On January 7, California Gov. Gavin Newsom signed an executive order instructing Medi-Cal to transition all pharmacy services for Medi-Cal managed care to fee-for-service (FFS) by January 2021. The directive is part of a broader effort to lower Medi-Cal spending on prescription drugs by allowing the State to take full control of negotiating and purchasing medications for Medi-Cal enrollees.
The mandate to transition all pharmacy services from managed care to FFS could impact billing and reimbursement requirements for 340B drugs. Currently, reimbursement for 340B drugs billed to Medi-Cal managed care organizations (MCOs) is based on the pharmacy’s contract with the MCO plan. Covered entities have the option to carve out Medi-Cal managed care from their 340B programs.
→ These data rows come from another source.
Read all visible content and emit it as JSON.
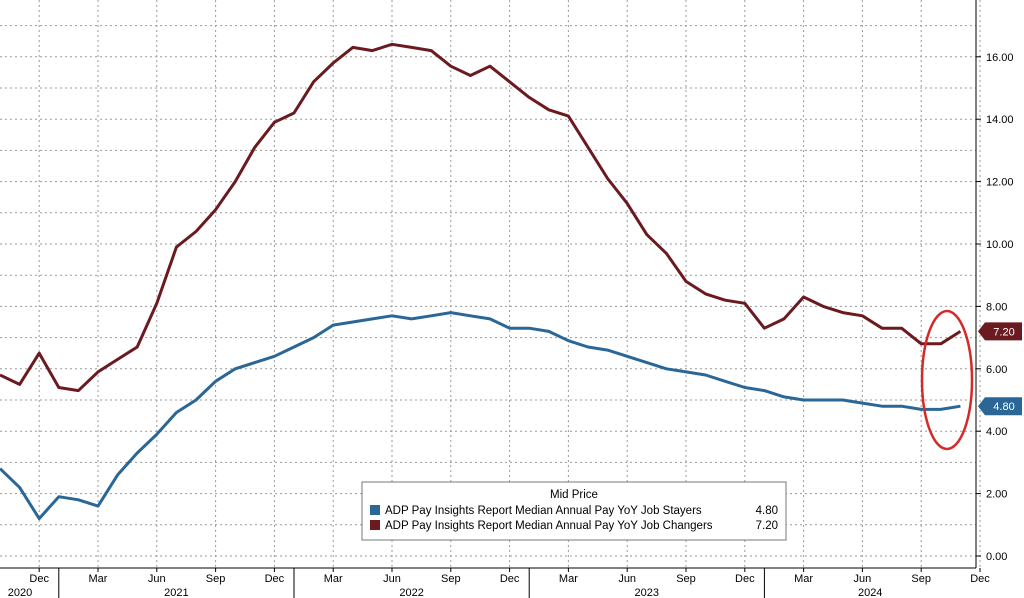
{
  "chart_data": {
    "type": "line",
    "title": "",
    "xlabel": "",
    "ylabel": "",
    "legend_title": "Mid Price",
    "legend_position": "bottom-right",
    "grid": true,
    "ylim": [
      0,
      18
    ],
    "yticks": [
      "0.00",
      "2.00",
      "4.00",
      "6.00",
      "8.00",
      "10.00",
      "12.00",
      "14.00",
      "16.00"
    ],
    "month_ticks": [
      "Dec",
      "Mar",
      "Jun",
      "Sep",
      "Dec",
      "Mar",
      "Jun",
      "Sep",
      "Dec",
      "Mar",
      "Jun",
      "Sep",
      "Dec",
      "Mar",
      "Jun",
      "Sep",
      "Dec"
    ],
    "year_ticks": [
      "2020",
      "2021",
      "2022",
      "2023",
      "2024"
    ],
    "x": [
      "2020-10",
      "2020-11",
      "2020-12",
      "2021-01",
      "2021-02",
      "2021-03",
      "2021-04",
      "2021-05",
      "2021-06",
      "2021-07",
      "2021-08",
      "2021-09",
      "2021-10",
      "2021-11",
      "2021-12",
      "2022-01",
      "2022-02",
      "2022-03",
      "2022-04",
      "2022-05",
      "2022-06",
      "2022-07",
      "2022-08",
      "2022-09",
      "2022-10",
      "2022-11",
      "2022-12",
      "2023-01",
      "2023-02",
      "2023-03",
      "2023-04",
      "2023-05",
      "2023-06",
      "2023-07",
      "2023-08",
      "2023-09",
      "2023-10",
      "2023-11",
      "2023-12",
      "2024-01",
      "2024-02",
      "2024-03",
      "2024-04",
      "2024-05",
      "2024-06",
      "2024-07",
      "2024-08",
      "2024-09",
      "2024-10",
      "2024-11"
    ],
    "series": [
      {
        "name": "ADP Pay Insights Report Median Annual Pay YoY Job Stayers",
        "legend_value": "4.80",
        "last_value_tag": "4.80",
        "color": "#2a6796",
        "values": [
          2.8,
          2.2,
          1.2,
          1.9,
          1.8,
          1.6,
          2.6,
          3.3,
          3.9,
          4.6,
          5.0,
          5.6,
          6.0,
          6.2,
          6.4,
          6.7,
          7.0,
          7.4,
          7.5,
          7.6,
          7.7,
          7.6,
          7.7,
          7.8,
          7.7,
          7.6,
          7.3,
          7.3,
          7.2,
          6.9,
          6.7,
          6.6,
          6.4,
          6.2,
          6.0,
          5.9,
          5.8,
          5.6,
          5.4,
          5.3,
          5.1,
          5.0,
          5.0,
          5.0,
          4.9,
          4.8,
          4.8,
          4.7,
          4.7,
          4.8
        ]
      },
      {
        "name": "ADP Pay Insights Report Median Annual Pay YoY Job Changers",
        "legend_value": "7.20",
        "last_value_tag": "7.20",
        "color": "#6b1a1f",
        "values": [
          5.8,
          5.5,
          6.5,
          5.4,
          5.3,
          5.9,
          6.3,
          6.7,
          8.1,
          9.9,
          10.4,
          11.1,
          12.0,
          13.1,
          13.9,
          14.2,
          15.2,
          15.8,
          16.3,
          16.2,
          16.4,
          16.3,
          16.2,
          15.7,
          15.4,
          15.7,
          15.2,
          14.7,
          14.3,
          14.1,
          13.1,
          12.1,
          11.3,
          10.3,
          9.7,
          8.8,
          8.4,
          8.2,
          8.1,
          7.3,
          7.6,
          8.3,
          8.0,
          7.8,
          7.7,
          7.3,
          7.3,
          6.8,
          6.8,
          7.2
        ]
      }
    ],
    "annotation": {
      "type": "ellipse",
      "color": "#d42a2a",
      "around": "last values"
    }
  }
}
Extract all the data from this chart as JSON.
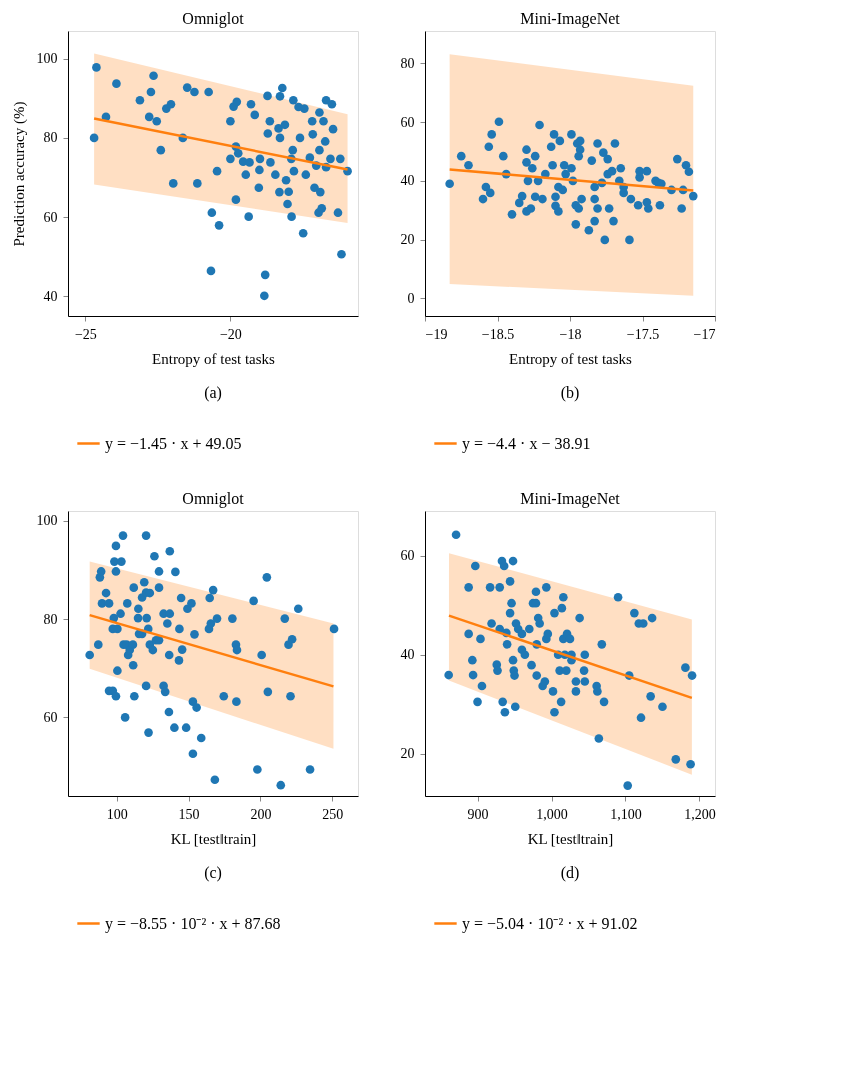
{
  "chart_data": [
    {
      "type": "scatter",
      "title": "Omniglot",
      "xlabel": "Entropy of test tasks",
      "ylabel": "Prediction accuracy (%)",
      "xlim": [
        -25.6,
        -15.6
      ],
      "ylim": [
        35,
        107
      ],
      "xticks": [
        {
          "value": -25,
          "label": "−25"
        },
        {
          "value": -20,
          "label": "−20"
        }
      ],
      "yticks": [
        40,
        60,
        80,
        100
      ],
      "legend": "bottom",
      "annotations": [
        "(a)"
      ],
      "series": [
        {
          "color": "#1f77b4",
          "marker": "circle",
          "x": [
            -24.62,
            -24.7,
            -24.29,
            -23.93,
            -23.12,
            -22.74,
            -22.65,
            -22.8,
            -22.54,
            -22.4,
            -22.21,
            -22.05,
            -21.97,
            -21.64,
            -21.49,
            -21.24,
            -21.14,
            -20.75,
            -20.64,
            -20.67,
            -20.46,
            -20.39,
            -20.0,
            -19.89,
            -19.78,
            -19.81,
            -19.81,
            -20.0,
            -19.73,
            -19.56,
            -19.34,
            -19.47,
            -19.37,
            -19.29,
            -19.16,
            -19.02,
            -18.98,
            -19.0,
            -18.8,
            -18.83,
            -18.72,
            -18.64,
            -18.71,
            -18.62,
            -18.45,
            -18.34,
            -18.31,
            -18.29,
            -18.21,
            -18.12,
            -18.29,
            -18.08,
            -18.03,
            -17.99,
            -17.9,
            -17.85,
            -17.89,
            -17.83,
            -17.81,
            -17.65,
            -17.6,
            -17.45,
            -17.49,
            -17.4,
            -17.26,
            -17.18,
            -17.16,
            -17.1,
            -17.04,
            -16.96,
            -16.93,
            -16.93,
            -16.9,
            -16.85,
            -16.79,
            -16.73,
            -16.7,
            -16.7,
            -16.55,
            -16.5,
            -16.46,
            -16.29,
            -16.21,
            -16.17,
            -15.96
          ],
          "values": [
            97.8,
            80.0,
            85.3,
            93.7,
            89.5,
            91.6,
            95.7,
            85.3,
            84.2,
            76.9,
            87.4,
            88.5,
            68.5,
            80.0,
            92.7,
            91.6,
            68.5,
            91.6,
            61.1,
            46.4,
            71.6,
            57.9,
            84.2,
            87.9,
            89.1,
            77.8,
            64.4,
            74.7,
            76.1,
            74.0,
            73.8,
            70.7,
            60.1,
            88.5,
            85.8,
            67.4,
            74.7,
            71.9,
            45.4,
            40.1,
            90.6,
            84.2,
            81.1,
            73.8,
            70.7,
            82.4,
            66.3,
            90.5,
            92.6,
            83.3,
            80.0,
            69.3,
            63.3,
            66.4,
            74.7,
            76.9,
            60.1,
            89.5,
            71.6,
            87.8,
            80.0,
            87.4,
            55.9,
            70.7,
            75.0,
            84.2,
            80.9,
            67.4,
            73.0,
            61.1,
            86.4,
            76.9,
            66.3,
            62.2,
            84.2,
            79.1,
            89.5,
            72.6,
            74.7,
            88.5,
            82.2,
            61.1,
            74.7,
            50.6,
            71.6
          ]
        },
        {
          "type": "line",
          "name": "y = −1.45 · x + 49.05",
          "color": "#ff7f0e",
          "x": [
            -24.7,
            -15.96
          ],
          "values": [
            84.9,
            72.0
          ],
          "lower": [
            68.2,
            58.5
          ],
          "upper": [
            101.3,
            86.0
          ]
        }
      ]
    },
    {
      "type": "scatter",
      "title": "Mini-ImageNet",
      "xlabel": "Entropy of test tasks",
      "xlim": [
        -19,
        -17
      ],
      "ylim": [
        -6,
        91
      ],
      "xticks": [
        {
          "value": -19,
          "label": "−19"
        },
        {
          "value": -18.5,
          "label": "−18.5"
        },
        {
          "value": -18,
          "label": "−18"
        },
        {
          "value": -17.5,
          "label": "−17.5"
        },
        {
          "value": -17,
          "label": "−17"
        }
      ],
      "yticks": [
        0,
        20,
        40,
        60,
        80
      ],
      "legend": "bottom",
      "annotations": [
        "(b)"
      ],
      "series": [
        {
          "color": "#1f77b4",
          "marker": "circle",
          "x": [
            -18.83,
            -18.75,
            -18.7,
            -18.6,
            -18.58,
            -18.55,
            -18.56,
            -18.54,
            -18.49,
            -18.46,
            -18.44,
            -18.4,
            -18.35,
            -18.33,
            -18.3,
            -18.27,
            -18.3,
            -18.3,
            -18.26,
            -18.29,
            -18.24,
            -18.24,
            -18.22,
            -18.21,
            -18.19,
            -18.17,
            -18.13,
            -18.11,
            -18.12,
            -18.1,
            -18.1,
            -18.08,
            -18.07,
            -18.08,
            -18.05,
            -18.04,
            -18.03,
            -17.99,
            -17.99,
            -17.98,
            -17.96,
            -17.96,
            -17.95,
            -17.93,
            -17.93,
            -17.94,
            -17.94,
            -17.92,
            -17.87,
            -17.85,
            -17.83,
            -17.83,
            -17.83,
            -17.81,
            -17.81,
            -17.78,
            -17.77,
            -17.76,
            -17.74,
            -17.74,
            -17.73,
            -17.71,
            -17.7,
            -17.69,
            -17.66,
            -17.65,
            -17.63,
            -17.63,
            -17.59,
            -17.58,
            -17.53,
            -17.52,
            -17.52,
            -17.47,
            -17.47,
            -17.46,
            -17.41,
            -17.39,
            -17.38,
            -17.37,
            -17.3,
            -17.26,
            -17.23,
            -17.22,
            -17.2,
            -17.18,
            -17.15
          ],
          "values": [
            39.0,
            48.4,
            45.3,
            33.8,
            37.9,
            35.9,
            51.6,
            55.8,
            60.1,
            48.4,
            42.3,
            28.6,
            32.5,
            34.8,
            29.6,
            30.6,
            50.6,
            46.3,
            44.3,
            40.0,
            48.4,
            34.6,
            40.0,
            59.0,
            33.8,
            42.3,
            51.6,
            55.8,
            45.3,
            34.6,
            31.5,
            29.6,
            53.6,
            37.9,
            36.9,
            45.3,
            42.3,
            55.8,
            44.3,
            40.0,
            31.7,
            25.2,
            52.7,
            53.6,
            50.6,
            48.4,
            30.6,
            33.8,
            23.2,
            46.9,
            37.9,
            33.8,
            26.3,
            52.7,
            30.6,
            39.3,
            49.6,
            19.9,
            47.4,
            42.3,
            30.6,
            43.3,
            26.3,
            52.7,
            40.0,
            44.3,
            35.9,
            37.9,
            19.9,
            33.8,
            31.7,
            41.2,
            43.3,
            43.3,
            32.7,
            30.6,
            40.0,
            39.3,
            31.7,
            39.0,
            36.9,
            47.4,
            30.6,
            36.9,
            45.3,
            43.1,
            34.8
          ]
        },
        {
          "type": "line",
          "name": "y = −4.4 · x − 38.91",
          "color": "#ff7f0e",
          "x": [
            -18.83,
            -17.15
          ],
          "values": [
            43.9,
            36.7
          ],
          "lower": [
            4.9,
            0.9
          ],
          "upper": [
            83.1,
            72.4
          ]
        }
      ]
    },
    {
      "type": "scatter",
      "title": "Omniglot",
      "xlabel": "KL [test‖train]",
      "xlim": [
        66,
        268
      ],
      "ylim": [
        44,
        102
      ],
      "xticks": [
        100,
        150,
        200,
        250
      ],
      "yticks": [
        60,
        80,
        100
      ],
      "legend": "bottom",
      "annotations": [
        "(c)"
      ],
      "series": [
        {
          "color": "#1f77b4",
          "marker": "circle",
          "x": [
            81.1,
            87.1,
            88.2,
            89.1,
            92.5,
            89.7,
            94.6,
            94.6,
            97.2,
            99.4,
            97.9,
            97.2,
            100.4,
            99.4,
            99.4,
            98.3,
            103.2,
            104.3,
            102.6,
            104.7,
            107.9,
            106.8,
            109.0,
            111.2,
            111.4,
            100.4,
            105.8,
            112.2,
            107.3,
            111.8,
            115.0,
            114.8,
            117.6,
            119.1,
            120.4,
            123.0,
            120.4,
            120.8,
            115.5,
            117.6,
            121.9,
            120.4,
            122.1,
            123.0,
            125.1,
            126.2,
            129.4,
            129.4,
            127.3,
            129.4,
            132.6,
            135.2,
            136.9,
            136.9,
            140.8,
            132.6,
            133.7,
            136.5,
            136.3,
            140.1,
            143.3,
            143.6,
            144.8,
            145.5,
            148.3,
            149.2,
            152.0,
            154.1,
            153.0,
            155.6,
            153.0,
            158.8,
            164.2,
            165.5,
            169.8,
            164.7,
            167.1,
            168.3,
            174.5,
            180.5,
            183.0,
            183.7,
            183.3,
            195.3,
            197.9,
            200.9,
            204.5,
            205.2,
            214.2,
            217.0,
            219.6,
            222.1,
            221.0,
            226.4,
            234.6,
            251.3
          ],
          "values": [
            72.7,
            74.8,
            88.5,
            89.7,
            85.3,
            83.2,
            83.2,
            65.4,
            65.4,
            64.3,
            80.2,
            78.0,
            78.0,
            89.7,
            94.9,
            91.7,
            91.7,
            97.0,
            81.1,
            74.8,
            72.7,
            74.8,
            73.7,
            74.8,
            70.6,
            69.5,
            60.0,
            64.3,
            83.2,
            86.4,
            82.1,
            80.2,
            84.4,
            87.5,
            85.4,
            85.3,
            97.0,
            80.2,
            77.0,
            77.0,
            78.0,
            66.4,
            56.9,
            74.8,
            73.7,
            92.8,
            89.7,
            86.4,
            75.7,
            75.7,
            81.1,
            79.1,
            81.1,
            93.8,
            89.6,
            66.4,
            65.2,
            72.7,
            61.1,
            57.9,
            71.6,
            78.0,
            84.3,
            73.8,
            57.9,
            82.1,
            83.2,
            76.9,
            63.2,
            62.0,
            52.6,
            55.8,
            78.0,
            79.1,
            80.1,
            84.3,
            85.9,
            47.3,
            64.3,
            80.1,
            74.8,
            73.7,
            63.2,
            83.7,
            49.4,
            72.7,
            88.5,
            65.2,
            46.2,
            80.1,
            74.8,
            75.9,
            64.3,
            82.1,
            49.4,
            78.0
          ]
        },
        {
          "type": "line",
          "name": "y = −8.55 · 10⁻² · x + 87.68",
          "color": "#ff7f0e",
          "x": [
            81.1,
            250.9
          ],
          "values": [
            80.8,
            66.3
          ],
          "lower": [
            69.9,
            53.6
          ],
          "upper": [
            91.7,
            79.1
          ]
        }
      ]
    },
    {
      "type": "scatter",
      "title": "Mini-ImageNet",
      "xlabel": "KL [test‖train]",
      "xlim": [
        829,
        1221
      ],
      "ylim": [
        11.5,
        69
      ],
      "xticks": [
        {
          "value": 900,
          "label": "900"
        },
        {
          "value": 1000,
          "label": "1,000"
        },
        {
          "value": 1100,
          "label": "1,100"
        },
        {
          "value": 1200,
          "label": "1,200"
        }
      ],
      "yticks": [
        20,
        40,
        60
      ],
      "legend": "bottom",
      "annotations": [
        "(d)"
      ],
      "series": [
        {
          "color": "#1f77b4",
          "marker": "circle",
          "x": [
            871,
            861,
            888,
            888,
            893,
            894,
            897,
            900,
            904,
            906,
            917,
            919,
            926,
            927,
            930,
            930,
            933,
            934,
            936,
            937,
            939,
            940,
            944,
            944,
            946,
            948,
            948,
            949,
            950,
            951,
            952,
            955,
            960,
            960,
            964,
            970,
            973,
            975,
            979,
            979,
            980,
            980,
            982,
            984,
            988,
            991,
            993,
            993,
            995,
            1002,
            1004,
            1004,
            1009,
            1011,
            1013,
            1014,
            1016,
            1016,
            1018,
            1020,
            1021,
            1025,
            1027,
            1027,
            1033,
            1033,
            1038,
            1044,
            1045,
            1045,
            1061,
            1062,
            1064,
            1068,
            1071,
            1090,
            1103,
            1105,
            1112,
            1118,
            1121,
            1124,
            1134,
            1136,
            1150,
            1168,
            1181,
            1188,
            1190
          ],
          "values": [
            64.2,
            35.9,
            53.6,
            44.2,
            38.9,
            35.9,
            57.9,
            30.5,
            43.2,
            33.7,
            53.6,
            46.3,
            38.0,
            36.8,
            53.6,
            45.2,
            58.9,
            30.5,
            57.9,
            28.4,
            44.4,
            42.1,
            54.8,
            48.4,
            50.4,
            58.9,
            38.9,
            36.8,
            35.8,
            29.5,
            46.3,
            45.2,
            44.2,
            41.0,
            40.0,
            45.2,
            37.9,
            50.4,
            50.4,
            52.7,
            42.1,
            35.8,
            47.4,
            46.3,
            33.7,
            34.6,
            43.2,
            53.6,
            44.2,
            32.6,
            48.4,
            28.4,
            40.0,
            36.8,
            30.5,
            49.4,
            51.6,
            43.2,
            40.0,
            36.8,
            44.2,
            43.2,
            40.0,
            38.9,
            34.6,
            32.6,
            47.4,
            36.8,
            40.0,
            34.6,
            33.7,
            32.6,
            23.1,
            42.1,
            30.5,
            51.6,
            13.6,
            35.8,
            48.4,
            46.3,
            27.3,
            46.3,
            31.6,
            47.4,
            29.5,
            18.9,
            37.4,
            17.9,
            35.8
          ]
        },
        {
          "type": "line",
          "name": "y = −5.04 · 10⁻² · x + 91.02",
          "color": "#ff7f0e",
          "x": [
            861.4,
            1189.7
          ],
          "values": [
            47.9,
            31.3
          ],
          "lower": [
            34.8,
            15.8
          ],
          "upper": [
            60.5,
            47.1
          ]
        }
      ]
    }
  ]
}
In contrast, covered entities are required to carve in Medi-Cal FFS and bill for those drugs at their 340B actual acquisition cost (AAC). Transitioning pharmacy services from managed care to FFS could mean that covered entities will be forced to carve in all of their 340B retail pharmacy drugs and accept reimbursement at AAC. (Pharmacy services typically do not include prescription drugs administered in the hospital or facility setting, so the executive order would not impact those drugs.)
Medi-Cal requirements for flagging 340B claims are different for FFS and MCO claims. For FFS, covered entities must use the 08 modifier on retail claims. This requirement is not currently applicable to MCO claims, although the State Medicaid agency recently issued new proposals that would change 340B claims identification policies for MCO drugs. Once pharmacy services are transitioned to Medi-Cal FFS, the FFS claims identification requirements (including use of the 08 modifier at the point of sale) would apply to all 340B drugs dispensed by a retail pharmacy to Medi-Cal enrollees.